WASHINGTON — The House of Representatives on Tuesday voted to kill President Barack Obama’s signature program to help struggling homeowners avoid foreclosure.
A bill to terminate the program was approved on a 252-170 vote. But the bill is unlikely to clear the Senate.
It was the last in series of four measures brought forward by newly empowered House Republicans to end government assistance for homeowners hurt by the housing crisis.
Republicans argued the foreclosure prevention plan, known as the Home Affordable Modification Program, is ineffective and not worthy of taxpayer support amid soaring budget deficits. The vote broke largely along party lines.
The program, which offers incentives for lenders to modify loans, was launched to great fanfare in the spring of 2009. The Obama administration had hoped it would permanently lower mortgage payments for 3 million to 4 million homeowners.
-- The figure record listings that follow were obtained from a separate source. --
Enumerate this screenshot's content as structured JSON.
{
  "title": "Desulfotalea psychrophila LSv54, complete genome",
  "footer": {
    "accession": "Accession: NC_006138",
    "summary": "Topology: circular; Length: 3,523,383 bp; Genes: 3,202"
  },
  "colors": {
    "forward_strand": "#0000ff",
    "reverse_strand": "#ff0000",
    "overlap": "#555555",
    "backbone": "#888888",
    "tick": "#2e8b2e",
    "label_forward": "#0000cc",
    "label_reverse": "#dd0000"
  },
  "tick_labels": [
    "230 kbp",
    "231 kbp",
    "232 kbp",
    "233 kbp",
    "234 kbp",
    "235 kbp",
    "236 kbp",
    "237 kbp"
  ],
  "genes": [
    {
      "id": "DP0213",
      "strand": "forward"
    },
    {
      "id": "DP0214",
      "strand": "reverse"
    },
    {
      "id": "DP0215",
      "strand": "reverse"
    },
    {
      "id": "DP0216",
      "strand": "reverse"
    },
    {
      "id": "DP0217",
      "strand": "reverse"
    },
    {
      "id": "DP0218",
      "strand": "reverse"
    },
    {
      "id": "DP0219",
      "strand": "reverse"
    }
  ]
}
But fewer than 600,000 borrowers have received permanent loan modifications, and the program has been widely criticized as ineffective from critics on both the left and the right.
“The HAMP program is a failure,” said Representative Patrick McHenry, the North Carolina Republican who sponsored the bill. “If we can’t eliminate this failed program, what program can we eliminate?”
Analysts see the votes as an effort by Republicans, who last seized control of the House in an election in November with an anti-bailout, anti-spending message, to score points with their political base.
The White House has already threatened to veto the measure. However, it is unlikely to come to that since Democrats, who retained control of the Senate, largely opposed the measure. Both the House and Senate would have to approve the bill for it to reach the president’s desk.
About $30 billion has been set aside for the program from the government’s $700 billion financial rescue fund, but only about $1 billion of that has been spent so far.
Democrats argued the program should be fixed, not killed.
“The absence of any program leaves people worse off,” said Representative Barney Frank, the top Democrat on the House Financial Services Committee.
Even as the Obama administration argues for keeping HAMP in place, it is pressing forward on a separate track that could result in much larger aid for struggling homeowners.
Big U.S. banks are meeting with federal officials and state attorneys general at the Justice Department on Wednesday as they negotiate what could turn into a multi-billion dollar settlement over alleged abuses by the companies that collect mortgage payments.
The banks and authorities are expected to discuss a settlement proposal that the state officials sent out earlier this month, which called on banks to treat borrowers better and to reduce loan balances for some struggling homeowners.
A group of 50 state attorneys general and about a dozen federal agencies are probing bank mortgage practices that came to light last year, including the use of “robo-signers” to sign hundreds of unread foreclosure documents a day.
On March 3, state attorneys general leading the probe sent banks the outline of a proposed settlement endorsed by some federal agencies, including the Justice Department, the Housing and Urban Development Department and Treasury staff setting up the Consumer Financial Protection Bureau.
The banks that received the proposal and that will have representatives at Wednesday’s meeting are Bank of America Corp, JPMorgan Chase & Co, Citigroup Inc, Wells Fargo & Co and Ally Financial, according to sources briefed on the meeting.